Ingredients:
• 2 – Onions peeled and quartered
• 2 inch piece – ginger, finely chopped
• 2 – Garlic cloves, peeled
• 2-3 tbsp – mild or medium curry paste
• 4 tbsp – water
• 1.5 pounds – Potatoes
• Vegetable oil for deep frying
• 3 tbsp – vegetable Ghee or oil
• 2/3 cup – plain yogurt
• 2/3 cup – heavy Cream
• 3 tbsp – chopped fresh Mint
• Salt and freshly ground black pepper
• 1/2 bunch scallions (trimmed and chopped)
Method:
- Place onions, ginger, garlic, curry paste, and water in a blender or food processor.
- Process until smooth, scraping down the sides of machine and blending again, if necessary.
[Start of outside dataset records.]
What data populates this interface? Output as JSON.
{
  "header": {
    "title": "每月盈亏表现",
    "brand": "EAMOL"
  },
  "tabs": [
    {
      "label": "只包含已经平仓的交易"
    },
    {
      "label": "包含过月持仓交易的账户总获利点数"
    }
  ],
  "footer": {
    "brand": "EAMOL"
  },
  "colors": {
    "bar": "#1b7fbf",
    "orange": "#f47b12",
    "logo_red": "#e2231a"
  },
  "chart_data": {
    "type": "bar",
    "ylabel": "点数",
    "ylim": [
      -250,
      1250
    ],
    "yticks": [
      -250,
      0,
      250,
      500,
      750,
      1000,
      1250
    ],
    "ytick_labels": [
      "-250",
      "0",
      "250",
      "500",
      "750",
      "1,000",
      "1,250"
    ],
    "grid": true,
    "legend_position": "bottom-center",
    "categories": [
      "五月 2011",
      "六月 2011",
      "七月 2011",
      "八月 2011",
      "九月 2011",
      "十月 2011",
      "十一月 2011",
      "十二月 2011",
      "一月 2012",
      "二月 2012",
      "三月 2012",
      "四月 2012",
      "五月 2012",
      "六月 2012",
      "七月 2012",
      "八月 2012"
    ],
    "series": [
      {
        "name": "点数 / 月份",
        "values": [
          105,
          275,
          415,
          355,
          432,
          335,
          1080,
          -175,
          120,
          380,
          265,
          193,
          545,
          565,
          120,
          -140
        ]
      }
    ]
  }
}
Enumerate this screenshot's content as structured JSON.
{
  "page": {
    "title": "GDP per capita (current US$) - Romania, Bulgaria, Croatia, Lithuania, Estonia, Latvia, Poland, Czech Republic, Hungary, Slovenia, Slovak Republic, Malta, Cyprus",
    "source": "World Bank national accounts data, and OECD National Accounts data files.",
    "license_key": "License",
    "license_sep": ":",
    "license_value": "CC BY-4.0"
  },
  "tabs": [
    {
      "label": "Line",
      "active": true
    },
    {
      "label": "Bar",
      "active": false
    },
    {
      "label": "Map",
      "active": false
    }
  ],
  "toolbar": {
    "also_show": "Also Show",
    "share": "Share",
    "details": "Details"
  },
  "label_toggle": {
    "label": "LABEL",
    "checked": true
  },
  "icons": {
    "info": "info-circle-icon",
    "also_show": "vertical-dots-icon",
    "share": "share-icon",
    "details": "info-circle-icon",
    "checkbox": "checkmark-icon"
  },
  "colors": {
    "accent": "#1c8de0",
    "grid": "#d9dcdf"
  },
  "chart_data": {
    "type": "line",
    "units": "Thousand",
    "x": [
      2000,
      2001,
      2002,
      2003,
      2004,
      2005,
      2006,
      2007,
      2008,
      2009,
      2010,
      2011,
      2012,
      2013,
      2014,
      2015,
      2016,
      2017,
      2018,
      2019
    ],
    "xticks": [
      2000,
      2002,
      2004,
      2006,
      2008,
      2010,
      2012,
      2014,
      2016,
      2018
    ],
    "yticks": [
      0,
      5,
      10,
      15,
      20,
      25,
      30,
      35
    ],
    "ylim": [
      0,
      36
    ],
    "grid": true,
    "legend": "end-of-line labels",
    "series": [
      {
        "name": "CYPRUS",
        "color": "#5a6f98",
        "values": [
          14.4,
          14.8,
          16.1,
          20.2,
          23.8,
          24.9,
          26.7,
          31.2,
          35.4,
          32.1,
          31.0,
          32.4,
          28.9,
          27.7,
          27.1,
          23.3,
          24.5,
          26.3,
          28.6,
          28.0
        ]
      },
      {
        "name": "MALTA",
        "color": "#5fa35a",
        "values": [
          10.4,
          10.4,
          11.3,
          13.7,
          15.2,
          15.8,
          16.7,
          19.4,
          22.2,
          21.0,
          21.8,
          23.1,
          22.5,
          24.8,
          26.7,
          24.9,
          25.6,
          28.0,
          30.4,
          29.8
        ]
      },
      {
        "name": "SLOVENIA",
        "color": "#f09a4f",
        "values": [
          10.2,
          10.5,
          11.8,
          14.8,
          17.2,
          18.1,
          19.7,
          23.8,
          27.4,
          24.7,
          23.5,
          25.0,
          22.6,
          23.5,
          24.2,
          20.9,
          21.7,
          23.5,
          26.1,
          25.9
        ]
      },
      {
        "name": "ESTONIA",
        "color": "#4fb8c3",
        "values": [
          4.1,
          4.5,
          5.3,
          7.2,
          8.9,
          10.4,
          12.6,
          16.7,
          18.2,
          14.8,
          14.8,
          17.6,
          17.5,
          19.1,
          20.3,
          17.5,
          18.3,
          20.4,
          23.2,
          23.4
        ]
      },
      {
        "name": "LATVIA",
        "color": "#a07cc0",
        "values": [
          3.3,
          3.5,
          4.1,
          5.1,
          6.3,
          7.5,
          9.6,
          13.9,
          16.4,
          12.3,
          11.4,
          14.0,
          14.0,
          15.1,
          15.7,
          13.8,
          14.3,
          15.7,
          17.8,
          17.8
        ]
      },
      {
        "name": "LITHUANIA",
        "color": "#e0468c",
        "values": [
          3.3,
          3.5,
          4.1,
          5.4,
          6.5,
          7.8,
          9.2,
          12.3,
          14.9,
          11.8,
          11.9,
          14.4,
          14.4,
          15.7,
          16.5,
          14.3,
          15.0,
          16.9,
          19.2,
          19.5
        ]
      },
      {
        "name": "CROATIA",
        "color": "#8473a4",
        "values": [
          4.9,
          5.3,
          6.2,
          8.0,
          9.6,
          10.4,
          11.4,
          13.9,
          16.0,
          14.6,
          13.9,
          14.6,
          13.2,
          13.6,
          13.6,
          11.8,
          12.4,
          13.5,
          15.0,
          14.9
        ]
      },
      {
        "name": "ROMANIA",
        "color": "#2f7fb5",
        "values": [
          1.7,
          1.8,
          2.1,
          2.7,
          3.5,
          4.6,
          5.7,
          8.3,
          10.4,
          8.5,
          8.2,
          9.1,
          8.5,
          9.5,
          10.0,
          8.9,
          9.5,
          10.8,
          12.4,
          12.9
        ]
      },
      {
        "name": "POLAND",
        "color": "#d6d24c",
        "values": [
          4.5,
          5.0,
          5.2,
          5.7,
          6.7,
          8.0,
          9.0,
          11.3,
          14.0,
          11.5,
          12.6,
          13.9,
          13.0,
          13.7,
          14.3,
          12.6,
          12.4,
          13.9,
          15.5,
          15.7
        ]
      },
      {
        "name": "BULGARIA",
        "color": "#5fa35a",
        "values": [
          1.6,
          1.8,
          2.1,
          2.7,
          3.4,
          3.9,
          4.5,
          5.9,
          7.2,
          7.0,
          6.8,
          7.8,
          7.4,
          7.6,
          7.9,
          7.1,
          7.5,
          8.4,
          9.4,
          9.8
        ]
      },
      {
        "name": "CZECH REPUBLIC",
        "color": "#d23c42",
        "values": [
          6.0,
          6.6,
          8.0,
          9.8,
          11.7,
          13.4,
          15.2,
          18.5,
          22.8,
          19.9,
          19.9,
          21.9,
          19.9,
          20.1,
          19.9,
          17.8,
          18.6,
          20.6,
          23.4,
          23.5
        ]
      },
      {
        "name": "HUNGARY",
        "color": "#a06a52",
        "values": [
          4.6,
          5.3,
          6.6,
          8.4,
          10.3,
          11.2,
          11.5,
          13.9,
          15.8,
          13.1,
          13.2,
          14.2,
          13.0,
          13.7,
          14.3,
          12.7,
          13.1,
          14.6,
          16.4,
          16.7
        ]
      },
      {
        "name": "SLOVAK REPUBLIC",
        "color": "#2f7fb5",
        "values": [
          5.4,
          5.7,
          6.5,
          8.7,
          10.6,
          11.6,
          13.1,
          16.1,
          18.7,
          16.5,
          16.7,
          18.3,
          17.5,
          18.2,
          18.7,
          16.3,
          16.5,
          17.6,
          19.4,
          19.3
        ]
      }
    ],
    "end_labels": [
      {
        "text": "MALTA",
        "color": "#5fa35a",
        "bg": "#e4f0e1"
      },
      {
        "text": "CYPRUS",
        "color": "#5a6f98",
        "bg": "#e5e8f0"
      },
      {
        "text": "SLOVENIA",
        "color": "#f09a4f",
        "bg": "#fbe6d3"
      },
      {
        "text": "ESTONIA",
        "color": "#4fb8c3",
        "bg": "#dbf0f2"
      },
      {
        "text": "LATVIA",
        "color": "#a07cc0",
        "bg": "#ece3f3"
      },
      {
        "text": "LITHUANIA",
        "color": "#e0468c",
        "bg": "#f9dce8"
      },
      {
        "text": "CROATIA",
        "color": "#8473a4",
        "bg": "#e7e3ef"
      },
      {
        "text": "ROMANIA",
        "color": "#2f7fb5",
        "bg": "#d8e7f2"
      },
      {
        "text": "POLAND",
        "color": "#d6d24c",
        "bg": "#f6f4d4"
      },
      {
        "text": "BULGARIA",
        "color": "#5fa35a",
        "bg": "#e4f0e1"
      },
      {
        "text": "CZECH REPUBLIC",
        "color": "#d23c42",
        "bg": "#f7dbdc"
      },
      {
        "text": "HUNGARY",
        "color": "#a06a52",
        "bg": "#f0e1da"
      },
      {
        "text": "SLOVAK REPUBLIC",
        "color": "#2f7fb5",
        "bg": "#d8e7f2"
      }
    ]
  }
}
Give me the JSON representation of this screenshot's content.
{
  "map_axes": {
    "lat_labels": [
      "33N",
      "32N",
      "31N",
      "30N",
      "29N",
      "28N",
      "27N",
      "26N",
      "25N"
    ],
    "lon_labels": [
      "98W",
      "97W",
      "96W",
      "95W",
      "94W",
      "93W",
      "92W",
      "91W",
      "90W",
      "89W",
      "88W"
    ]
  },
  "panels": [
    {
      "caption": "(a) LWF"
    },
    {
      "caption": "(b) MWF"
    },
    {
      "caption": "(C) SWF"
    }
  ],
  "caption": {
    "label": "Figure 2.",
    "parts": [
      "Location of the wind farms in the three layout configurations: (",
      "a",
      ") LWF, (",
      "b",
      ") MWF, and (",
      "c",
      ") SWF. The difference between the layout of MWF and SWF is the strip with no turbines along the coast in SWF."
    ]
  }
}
- Cut potatoes into quarter in size and pat dry with paper towels.
- Heat oil in deep fat fryer to 350 F and fry the potatoes, in batches, for about 5 minutes or until golden brown.
- Remove from the pan and drain on paper towels.
- Heat ghee or oil in a large skillet, add curry and onion mixture.
- Fry gently for 2 minutes and keep stirring all the time.
- Add yogurt, cream, 2 tbsp of mint and mix well.
- Add fried potatoes and stir until coated in the sauce.
- Cook for a further 5-7 minutes or until heated.
- The sauce thickens by stirring frequently.
- Season with salt and pepper to taste.
- Sprinkle remaining mint and sliced scallions. Serve immediately.